Sabtu, 3 Februari 2018 lalu Bupati Jombang, NSW, tertangkap KPK dalam OTT di stasiun Balapan Solo. Orang nomor satu di Jombang itu pun lantas menjadi bahan pemberitaan utama media massa nasional. Sabtu malam minggu pekan lalu pun menjadi malam penuh drama. Hampir semua grup WA yang saya ikuti membahas berita tersebut. Terkejut, marah, bersyukur, tertawa, dan aneka komentar pedas berhamburan menenuhi chatroom.
Sehari kemudian NSW tampil dalam jumpa pers di televisi dalam pendampingan penyidik KPK. Statusnya memang baru sebatas pada tersangka namun terlihat sifat legawa beliau dalam menyikapi kasus penangkapannya. Beliau mengakui kesalahannya dan meminta maaf kepada seluruh warga Jombang. Bukan hanya itu, NSW juga mengundurkan diri sebagai Bupati Jombang dan Ketua DPD Jawa Timur partai berlogo pohon beringin.

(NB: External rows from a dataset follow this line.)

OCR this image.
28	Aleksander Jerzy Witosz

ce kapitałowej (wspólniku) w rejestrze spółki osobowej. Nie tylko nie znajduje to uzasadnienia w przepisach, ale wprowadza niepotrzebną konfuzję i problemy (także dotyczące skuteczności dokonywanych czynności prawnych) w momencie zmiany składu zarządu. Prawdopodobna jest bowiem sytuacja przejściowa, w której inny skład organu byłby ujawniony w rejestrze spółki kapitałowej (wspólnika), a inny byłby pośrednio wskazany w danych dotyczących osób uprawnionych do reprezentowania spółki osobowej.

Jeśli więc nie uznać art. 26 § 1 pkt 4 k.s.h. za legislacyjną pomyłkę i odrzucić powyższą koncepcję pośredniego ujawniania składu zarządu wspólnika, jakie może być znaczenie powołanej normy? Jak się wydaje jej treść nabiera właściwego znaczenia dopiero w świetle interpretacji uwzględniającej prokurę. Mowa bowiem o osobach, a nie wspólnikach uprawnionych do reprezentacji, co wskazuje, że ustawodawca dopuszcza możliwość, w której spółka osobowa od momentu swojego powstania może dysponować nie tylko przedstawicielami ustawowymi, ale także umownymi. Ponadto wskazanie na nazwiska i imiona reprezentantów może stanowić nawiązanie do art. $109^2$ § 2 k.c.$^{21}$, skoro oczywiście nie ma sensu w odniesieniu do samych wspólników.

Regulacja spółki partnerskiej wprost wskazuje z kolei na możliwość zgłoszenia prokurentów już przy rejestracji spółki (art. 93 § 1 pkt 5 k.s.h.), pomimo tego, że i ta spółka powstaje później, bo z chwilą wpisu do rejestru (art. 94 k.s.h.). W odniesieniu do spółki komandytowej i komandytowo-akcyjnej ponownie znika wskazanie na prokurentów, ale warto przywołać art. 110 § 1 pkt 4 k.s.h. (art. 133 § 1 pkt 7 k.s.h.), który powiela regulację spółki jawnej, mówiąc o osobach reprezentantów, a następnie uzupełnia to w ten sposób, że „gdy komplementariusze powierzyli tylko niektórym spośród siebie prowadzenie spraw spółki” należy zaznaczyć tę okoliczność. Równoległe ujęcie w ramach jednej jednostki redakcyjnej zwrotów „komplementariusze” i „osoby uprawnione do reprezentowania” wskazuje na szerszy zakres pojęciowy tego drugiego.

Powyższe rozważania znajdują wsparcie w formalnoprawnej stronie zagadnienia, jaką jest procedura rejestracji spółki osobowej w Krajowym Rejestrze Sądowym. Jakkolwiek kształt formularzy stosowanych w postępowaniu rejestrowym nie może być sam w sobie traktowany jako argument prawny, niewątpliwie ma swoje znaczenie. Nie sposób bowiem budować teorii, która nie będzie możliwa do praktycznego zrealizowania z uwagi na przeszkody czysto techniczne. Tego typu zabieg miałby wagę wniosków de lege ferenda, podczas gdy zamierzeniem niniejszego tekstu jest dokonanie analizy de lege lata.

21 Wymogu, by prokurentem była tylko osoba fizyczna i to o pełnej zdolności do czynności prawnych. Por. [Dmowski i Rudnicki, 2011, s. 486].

Beragam respons kawan-kawan guru terlontarkan dalam pertemuan rutin KKG MKI hari Senin lalu. Sebagai pemimpin, seharusnya NSW bisa menjadi teladan bagi warganya. Sebagian besar guru kecewa ketika mengetahui borok perilaku NSW diumbar ke publik. Semua aparat sipil Jombang sudah mengetahui budaya suap dan korupsi Pak Bupati. Ini sudah jadi penyakit kronis selama lima tahun masa kepemimpinannya. Sudah menjadi rahasia umum bahwa banyak posisi penting di masyarakat yang didapatkan dengan cara membeli. Ada uang, ada jabatan.

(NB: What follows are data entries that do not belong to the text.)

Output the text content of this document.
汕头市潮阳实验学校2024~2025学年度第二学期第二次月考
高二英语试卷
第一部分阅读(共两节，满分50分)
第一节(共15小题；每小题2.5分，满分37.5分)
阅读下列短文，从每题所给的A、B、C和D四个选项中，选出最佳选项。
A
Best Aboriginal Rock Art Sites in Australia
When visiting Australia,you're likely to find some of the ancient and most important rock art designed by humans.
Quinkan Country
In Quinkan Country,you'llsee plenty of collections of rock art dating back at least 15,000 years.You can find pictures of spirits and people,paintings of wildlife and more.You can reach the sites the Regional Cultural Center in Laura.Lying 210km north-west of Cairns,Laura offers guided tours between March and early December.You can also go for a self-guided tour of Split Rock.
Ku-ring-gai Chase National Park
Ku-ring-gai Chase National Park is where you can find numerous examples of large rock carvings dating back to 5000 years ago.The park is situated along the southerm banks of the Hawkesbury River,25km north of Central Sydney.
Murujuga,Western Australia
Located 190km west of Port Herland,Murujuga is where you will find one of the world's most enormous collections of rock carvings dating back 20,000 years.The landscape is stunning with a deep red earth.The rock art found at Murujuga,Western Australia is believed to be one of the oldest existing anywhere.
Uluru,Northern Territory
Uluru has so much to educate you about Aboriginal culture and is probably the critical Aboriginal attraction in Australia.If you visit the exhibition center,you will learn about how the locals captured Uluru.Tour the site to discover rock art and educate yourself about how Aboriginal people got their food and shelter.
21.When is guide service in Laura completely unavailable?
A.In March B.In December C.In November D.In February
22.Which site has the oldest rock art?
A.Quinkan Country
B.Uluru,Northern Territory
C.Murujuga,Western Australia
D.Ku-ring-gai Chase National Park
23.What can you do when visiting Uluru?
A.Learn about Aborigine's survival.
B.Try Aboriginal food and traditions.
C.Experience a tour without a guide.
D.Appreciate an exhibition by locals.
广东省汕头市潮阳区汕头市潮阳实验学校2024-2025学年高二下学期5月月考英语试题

Namun, kecewa tumbuh bersama dengan harapan manakala begitu banyak politik pendidikan di Jombang akan segera berubah dengan penangkapannya. Citra baik yang telah dibangun selama ini runtuh seketika. Ada harapan baru bahwa pemimpin Jombang berikutnya akan memimpin bebas korupsi. Kekurangan masa kepemimpinan NSW adalah merebaknya praktek suap untuk membeli jabatan tertentu. Besar harapan kami korupsi dan pungli bisa diberantas.
Terkait dengan pencalonan beliau sebagai bakal calon dalam Pilkada Bupati, banyak pihak yang menyayangkan kejadian ini. Reputasi NSW bisa dipastikan turun mengingat pengakuan beliau yang terang-terangan menerima dana bermasalah. Sebagian kalangan mengaku salut atas keberanian dan kejujurannya dalam mengakui tipikor. Namun itu tidak cukup menjadi alasan bagi warga untuk memilihnya kedua kali pada 27 Juni 2018 nanti. Mari kita saksikan kelanjutan drama politik negeri ini.